THE STATE OPPOSITION claims the government is refusing to commit the proceeds from the sale of the Rural Finance Corporation (RFC) to regional Victorian infrastructure projects.
The sale of the Rural Finance Corporation last year netted a profit of about $460 million, which was earmarked for re-investment in regional Victoria.
Opposition Regional Development spokesman Damian Drum said $220 million had been committed to the Murray Basin Rail project, but it was not clear where the remainder would be spent.
Opposition Regional Development spokesman Damian Drum said Ms Pulford would not answer questions at the Public Accounts and Estimates Committee hearing, despite being asked repeatedly.
“Rural Finance Corporation was built on the success of our state’s farming sectors and regional communities rightly expect the money from its sale to be invested back into their communities – not into Melbourne-based projects, such as level crossing removals,” Mr Drum said.

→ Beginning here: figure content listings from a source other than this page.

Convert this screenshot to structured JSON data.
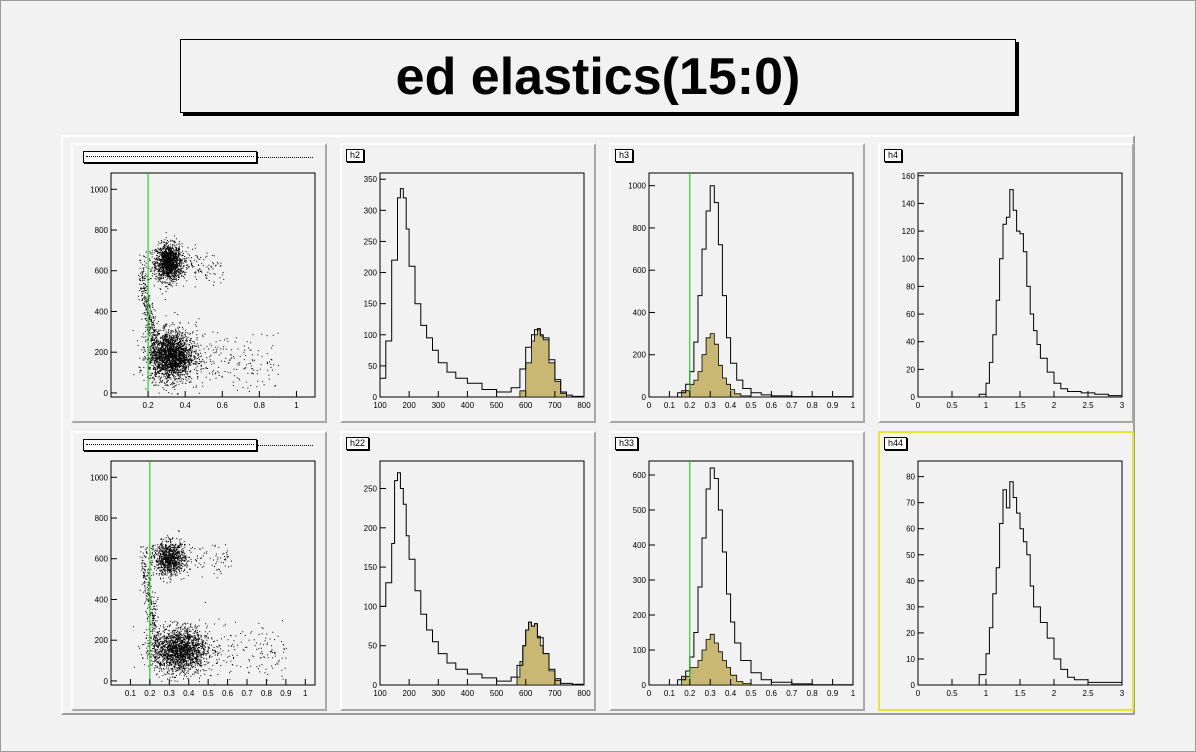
{
  "title": "ed elastics(15:0)",
  "colors": {
    "fill": "#c8b873",
    "cut": "#00cc00",
    "active": "#e8e436"
  },
  "pads": [
    {
      "id": "p1",
      "label": "",
      "kind": "scatter"
    },
    {
      "id": "p2",
      "label": "h2",
      "kind": "hist"
    },
    {
      "id": "p3",
      "label": "h3",
      "kind": "hist"
    },
    {
      "id": "p4",
      "label": "h4",
      "kind": "hist"
    },
    {
      "id": "p5",
      "label": "",
      "kind": "scatter"
    },
    {
      "id": "p6",
      "label": "h22",
      "kind": "hist"
    },
    {
      "id": "p7",
      "label": "h33",
      "kind": "hist"
    },
    {
      "id": "p8",
      "label": "h44",
      "kind": "hist",
      "active": true
    }
  ],
  "chart_data": [
    {
      "type": "scatter",
      "pad": "p1",
      "xlim": [
        0,
        1.1
      ],
      "ylim": [
        -20,
        1080
      ],
      "xticks": [
        {
          "v": 0.2,
          "t": "0.2"
        },
        {
          "v": 0.4,
          "t": "0.4"
        },
        {
          "v": 0.6,
          "t": "0.6"
        },
        {
          "v": 0.8,
          "t": "0.8"
        },
        {
          "v": 1,
          "t": "1"
        }
      ],
      "yticks": [
        {
          "v": 0,
          "t": "0"
        },
        {
          "v": 200,
          "t": "200"
        },
        {
          "v": 400,
          "t": "400"
        },
        {
          "v": 600,
          "t": "600"
        },
        {
          "v": 800,
          "t": "800"
        },
        {
          "v": 1000,
          "t": "1000"
        }
      ],
      "cut_x": 0.2,
      "clusters": [
        {
          "cx": 0.31,
          "cy": 640,
          "sx": 0.035,
          "sy": 45,
          "n": 1300
        },
        {
          "cx": 0.32,
          "cy": 180,
          "sx": 0.06,
          "sy": 60,
          "n": 2200
        }
      ],
      "bands": [
        {
          "x0": 0.2,
          "x1": 0.6,
          "y0": 640,
          "y1": 610,
          "spread": 40,
          "n": 200
        },
        {
          "x0": 0.2,
          "x1": 0.9,
          "y0": 200,
          "y1": 140,
          "spread": 70,
          "n": 300
        },
        {
          "x0": 0.16,
          "x1": 0.24,
          "y0": 600,
          "y1": 200,
          "spread": 60,
          "n": 300
        }
      ]
    },
    {
      "type": "bar",
      "pad": "p2",
      "xlim": [
        100,
        800
      ],
      "ylim": [
        0,
        360
      ],
      "xticks": [
        {
          "v": 100,
          "t": "100"
        },
        {
          "v": 200,
          "t": "200"
        },
        {
          "v": 300,
          "t": "300"
        },
        {
          "v": 400,
          "t": "400"
        },
        {
          "v": 500,
          "t": "500"
        },
        {
          "v": 600,
          "t": "600"
        },
        {
          "v": 700,
          "t": "700"
        },
        {
          "v": 800,
          "t": "800"
        }
      ],
      "yticks": [
        {
          "v": 0,
          "t": "0"
        },
        {
          "v": 50,
          "t": "50"
        },
        {
          "v": 100,
          "t": "100"
        },
        {
          "v": 150,
          "t": "150"
        },
        {
          "v": 200,
          "t": "200"
        },
        {
          "v": 250,
          "t": "250"
        },
        {
          "v": 300,
          "t": "300"
        },
        {
          "v": 350,
          "t": "350"
        }
      ],
      "outline": {
        "x": [
          100,
          120,
          140,
          160,
          170,
          180,
          190,
          200,
          220,
          240,
          260,
          280,
          300,
          330,
          360,
          400,
          450,
          500,
          550,
          580,
          600,
          620,
          630,
          640,
          650,
          660,
          680,
          700,
          720,
          740,
          760,
          800
        ],
        "y": [
          30,
          90,
          220,
          320,
          335,
          320,
          270,
          210,
          150,
          115,
          95,
          75,
          55,
          40,
          30,
          22,
          12,
          8,
          15,
          45,
          80,
          100,
          108,
          110,
          100,
          95,
          60,
          28,
          8,
          3,
          1,
          0
        ]
      },
      "filled": {
        "x": [
          560,
          580,
          600,
          620,
          630,
          640,
          650,
          660,
          680,
          700,
          720,
          740
        ],
        "y": [
          0,
          10,
          55,
          90,
          100,
          108,
          98,
          92,
          55,
          25,
          6,
          0
        ]
      }
    },
    {
      "type": "bar",
      "pad": "p3",
      "xlim": [
        0,
        1
      ],
      "ylim": [
        0,
        1060
      ],
      "xticks": [
        {
          "v": 0,
          "t": "0"
        },
        {
          "v": 0.1,
          "t": "0.1"
        },
        {
          "v": 0.2,
          "t": "0.2"
        },
        {
          "v": 0.3,
          "t": "0.3"
        },
        {
          "v": 0.4,
          "t": "0.4"
        },
        {
          "v": 0.5,
          "t": "0.5"
        },
        {
          "v": 0.6,
          "t": "0.6"
        },
        {
          "v": 0.7,
          "t": "0.7"
        },
        {
          "v": 0.8,
          "t": "0.8"
        },
        {
          "v": 0.9,
          "t": "0.9"
        },
        {
          "v": 1,
          "t": "1"
        }
      ],
      "yticks": [
        {
          "v": 0,
          "t": "0"
        },
        {
          "v": 200,
          "t": "200"
        },
        {
          "v": 400,
          "t": "400"
        },
        {
          "v": 600,
          "t": "600"
        },
        {
          "v": 800,
          "t": "800"
        },
        {
          "v": 1000,
          "t": "1000"
        }
      ],
      "cut_x": 0.2,
      "outline": {
        "x": [
          0.1,
          0.14,
          0.18,
          0.2,
          0.22,
          0.24,
          0.26,
          0.28,
          0.3,
          0.32,
          0.34,
          0.36,
          0.38,
          0.4,
          0.43,
          0.46,
          0.5,
          0.55,
          0.6,
          0.7,
          1.0
        ],
        "y": [
          0,
          20,
          60,
          120,
          260,
          480,
          700,
          880,
          1000,
          920,
          720,
          480,
          280,
          160,
          80,
          40,
          20,
          10,
          5,
          2,
          0
        ]
      },
      "filled": {
        "x": [
          0.12,
          0.16,
          0.2,
          0.22,
          0.24,
          0.26,
          0.28,
          0.3,
          0.32,
          0.34,
          0.36,
          0.38,
          0.4,
          0.42,
          0.45,
          0.5
        ],
        "y": [
          0,
          30,
          60,
          80,
          120,
          200,
          280,
          300,
          250,
          150,
          90,
          60,
          35,
          15,
          5,
          0
        ]
      }
    },
    {
      "type": "bar",
      "pad": "p4",
      "xlim": [
        0,
        3
      ],
      "ylim": [
        0,
        162
      ],
      "xticks": [
        {
          "v": 0,
          "t": "0"
        },
        {
          "v": 0.5,
          "t": "0.5"
        },
        {
          "v": 1,
          "t": "1"
        },
        {
          "v": 1.5,
          "t": "1.5"
        },
        {
          "v": 2,
          "t": "2"
        },
        {
          "v": 2.5,
          "t": "2.5"
        },
        {
          "v": 3,
          "t": "3"
        }
      ],
      "yticks": [
        {
          "v": 0,
          "t": "0"
        },
        {
          "v": 20,
          "t": "20"
        },
        {
          "v": 40,
          "t": "40"
        },
        {
          "v": 60,
          "t": "60"
        },
        {
          "v": 80,
          "t": "80"
        },
        {
          "v": 100,
          "t": "100"
        },
        {
          "v": 120,
          "t": "120"
        },
        {
          "v": 140,
          "t": "140"
        },
        {
          "v": 160,
          "t": "160"
        }
      ],
      "outline": {
        "x": [
          0.8,
          0.9,
          1.0,
          1.05,
          1.1,
          1.15,
          1.2,
          1.25,
          1.3,
          1.35,
          1.4,
          1.45,
          1.5,
          1.55,
          1.6,
          1.65,
          1.7,
          1.75,
          1.8,
          1.9,
          2.0,
          2.1,
          2.2,
          2.4,
          2.6,
          2.8,
          3.0
        ],
        "y": [
          0,
          2,
          10,
          25,
          45,
          70,
          100,
          125,
          130,
          150,
          135,
          120,
          118,
          105,
          80,
          60,
          48,
          38,
          28,
          18,
          10,
          6,
          4,
          3,
          2,
          1,
          0
        ]
      }
    },
    {
      "type": "scatter",
      "pad": "p5",
      "xlim": [
        0,
        1.05
      ],
      "ylim": [
        -20,
        1080
      ],
      "xticks": [
        {
          "v": 0.1,
          "t": "0.1"
        },
        {
          "v": 0.2,
          "t": "0.2"
        },
        {
          "v": 0.3,
          "t": "0.3"
        },
        {
          "v": 0.4,
          "t": "0.4"
        },
        {
          "v": 0.5,
          "t": "0.5"
        },
        {
          "v": 0.6,
          "t": "0.6"
        },
        {
          "v": 0.7,
          "t": "0.7"
        },
        {
          "v": 0.8,
          "t": "0.8"
        },
        {
          "v": 0.9,
          "t": "0.9"
        },
        {
          "v": 1,
          "t": "1"
        }
      ],
      "yticks": [
        {
          "v": 0,
          "t": "0"
        },
        {
          "v": 200,
          "t": "200"
        },
        {
          "v": 400,
          "t": "400"
        },
        {
          "v": 600,
          "t": "600"
        },
        {
          "v": 800,
          "t": "800"
        },
        {
          "v": 1000,
          "t": "1000"
        }
      ],
      "cut_x": 0.2,
      "clusters": [
        {
          "cx": 0.3,
          "cy": 600,
          "sx": 0.04,
          "sy": 40,
          "n": 900
        },
        {
          "cx": 0.35,
          "cy": 150,
          "sx": 0.07,
          "sy": 55,
          "n": 1800
        }
      ],
      "bands": [
        {
          "x0": 0.2,
          "x1": 0.6,
          "y0": 600,
          "y1": 590,
          "spread": 40,
          "n": 150
        },
        {
          "x0": 0.2,
          "x1": 0.9,
          "y0": 170,
          "y1": 130,
          "spread": 70,
          "n": 260
        },
        {
          "x0": 0.16,
          "x1": 0.24,
          "y0": 580,
          "y1": 180,
          "spread": 60,
          "n": 250
        }
      ]
    },
    {
      "type": "bar",
      "pad": "p6",
      "xlim": [
        100,
        800
      ],
      "ylim": [
        0,
        285
      ],
      "xticks": [
        {
          "v": 100,
          "t": "100"
        },
        {
          "v": 200,
          "t": "200"
        },
        {
          "v": 300,
          "t": "300"
        },
        {
          "v": 400,
          "t": "400"
        },
        {
          "v": 500,
          "t": "500"
        },
        {
          "v": 600,
          "t": "600"
        },
        {
          "v": 700,
          "t": "700"
        },
        {
          "v": 800,
          "t": "800"
        }
      ],
      "yticks": [
        {
          "v": 0,
          "t": "0"
        },
        {
          "v": 50,
          "t": "50"
        },
        {
          "v": 100,
          "t": "100"
        },
        {
          "v": 150,
          "t": "150"
        },
        {
          "v": 200,
          "t": "200"
        },
        {
          "v": 250,
          "t": "250"
        }
      ],
      "outline": {
        "x": [
          100,
          120,
          140,
          150,
          160,
          170,
          180,
          190,
          200,
          220,
          240,
          260,
          280,
          300,
          330,
          360,
          400,
          450,
          500,
          550,
          570,
          590,
          600,
          610,
          620,
          630,
          640,
          660,
          680,
          700,
          720,
          760,
          800
        ],
        "y": [
          100,
          130,
          180,
          260,
          270,
          250,
          230,
          190,
          160,
          120,
          90,
          70,
          55,
          40,
          28,
          20,
          14,
          9,
          5,
          10,
          25,
          50,
          70,
          80,
          75,
          78,
          60,
          40,
          20,
          8,
          2,
          1,
          0
        ]
      },
      "filled": {
        "x": [
          560,
          570,
          580,
          590,
          600,
          610,
          620,
          630,
          640,
          650,
          660,
          680,
          700,
          720
        ],
        "y": [
          0,
          10,
          30,
          50,
          70,
          80,
          75,
          78,
          62,
          50,
          40,
          18,
          6,
          0
        ]
      }
    },
    {
      "type": "bar",
      "pad": "p7",
      "xlim": [
        0,
        1
      ],
      "ylim": [
        0,
        640
      ],
      "xticks": [
        {
          "v": 0,
          "t": "0"
        },
        {
          "v": 0.1,
          "t": "0.1"
        },
        {
          "v": 0.2,
          "t": "0.2"
        },
        {
          "v": 0.3,
          "t": "0.3"
        },
        {
          "v": 0.4,
          "t": "0.4"
        },
        {
          "v": 0.5,
          "t": "0.5"
        },
        {
          "v": 0.6,
          "t": "0.6"
        },
        {
          "v": 0.7,
          "t": "0.7"
        },
        {
          "v": 0.8,
          "t": "0.8"
        },
        {
          "v": 0.9,
          "t": "0.9"
        },
        {
          "v": 1,
          "t": "1"
        }
      ],
      "yticks": [
        {
          "v": 0,
          "t": "0"
        },
        {
          "v": 100,
          "t": "100"
        },
        {
          "v": 200,
          "t": "200"
        },
        {
          "v": 300,
          "t": "300"
        },
        {
          "v": 400,
          "t": "400"
        },
        {
          "v": 500,
          "t": "500"
        },
        {
          "v": 600,
          "t": "600"
        }
      ],
      "cut_x": 0.2,
      "outline": {
        "x": [
          0.1,
          0.14,
          0.18,
          0.2,
          0.22,
          0.24,
          0.26,
          0.28,
          0.3,
          0.32,
          0.34,
          0.36,
          0.38,
          0.4,
          0.42,
          0.45,
          0.5,
          0.55,
          0.6,
          0.7,
          0.8,
          1.0
        ],
        "y": [
          0,
          15,
          40,
          80,
          150,
          280,
          420,
          560,
          620,
          590,
          500,
          380,
          260,
          180,
          120,
          70,
          35,
          15,
          8,
          3,
          1,
          0
        ]
      },
      "filled": {
        "x": [
          0.12,
          0.16,
          0.2,
          0.22,
          0.24,
          0.26,
          0.28,
          0.3,
          0.32,
          0.34,
          0.36,
          0.38,
          0.4,
          0.43,
          0.46,
          0.5
        ],
        "y": [
          0,
          25,
          50,
          50,
          70,
          100,
          130,
          145,
          120,
          95,
          70,
          50,
          28,
          10,
          4,
          0
        ]
      }
    },
    {
      "type": "bar",
      "pad": "p8",
      "xlim": [
        0,
        3
      ],
      "ylim": [
        0,
        86
      ],
      "xticks": [
        {
          "v": 0,
          "t": "0"
        },
        {
          "v": 0.5,
          "t": "0.5"
        },
        {
          "v": 1,
          "t": "1"
        },
        {
          "v": 1.5,
          "t": "1.5"
        },
        {
          "v": 2,
          "t": "2"
        },
        {
          "v": 2.5,
          "t": "2.5"
        },
        {
          "v": 3,
          "t": "3"
        }
      ],
      "yticks": [
        {
          "v": 0,
          "t": "0"
        },
        {
          "v": 10,
          "t": "10"
        },
        {
          "v": 20,
          "t": "20"
        },
        {
          "v": 30,
          "t": "30"
        },
        {
          "v": 40,
          "t": "40"
        },
        {
          "v": 50,
          "t": "50"
        },
        {
          "v": 60,
          "t": "60"
        },
        {
          "v": 70,
          "t": "70"
        },
        {
          "v": 80,
          "t": "80"
        }
      ],
      "outline": {
        "x": [
          0.8,
          0.9,
          1.0,
          1.05,
          1.1,
          1.15,
          1.2,
          1.25,
          1.3,
          1.35,
          1.4,
          1.45,
          1.5,
          1.55,
          1.6,
          1.65,
          1.7,
          1.8,
          1.9,
          2.0,
          2.1,
          2.2,
          2.3,
          2.5,
          2.8,
          3.0
        ],
        "y": [
          0,
          4,
          12,
          22,
          35,
          45,
          62,
          75,
          68,
          78,
          72,
          66,
          60,
          55,
          50,
          38,
          30,
          24,
          18,
          10,
          6,
          3,
          2,
          1,
          1,
          0
        ]
      }
    }
  ]
}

“Given only 2.9 per cent of the state’s major infrastructure projects have been promised outside of Melbourne, I don’t think it’s too much to ask that this money goes back into regional Victoria. "
The government has confirmed it would use the proceeds of the sale of the RFC to fund the Murray Basin Rail project.
The remaining funds will be reinvested in regional and rural projects.
Regional Development Minister Jaala Pulford said the National Party had been caught out, misleading rural communities, by claiming the money would not be spend on the rail upgrade.
“The Labor Government is investing in our regions to create jobs and economic growth – this is unlike the former Government where the only thing that grew was the unemployment rate,” Ms Pulford said.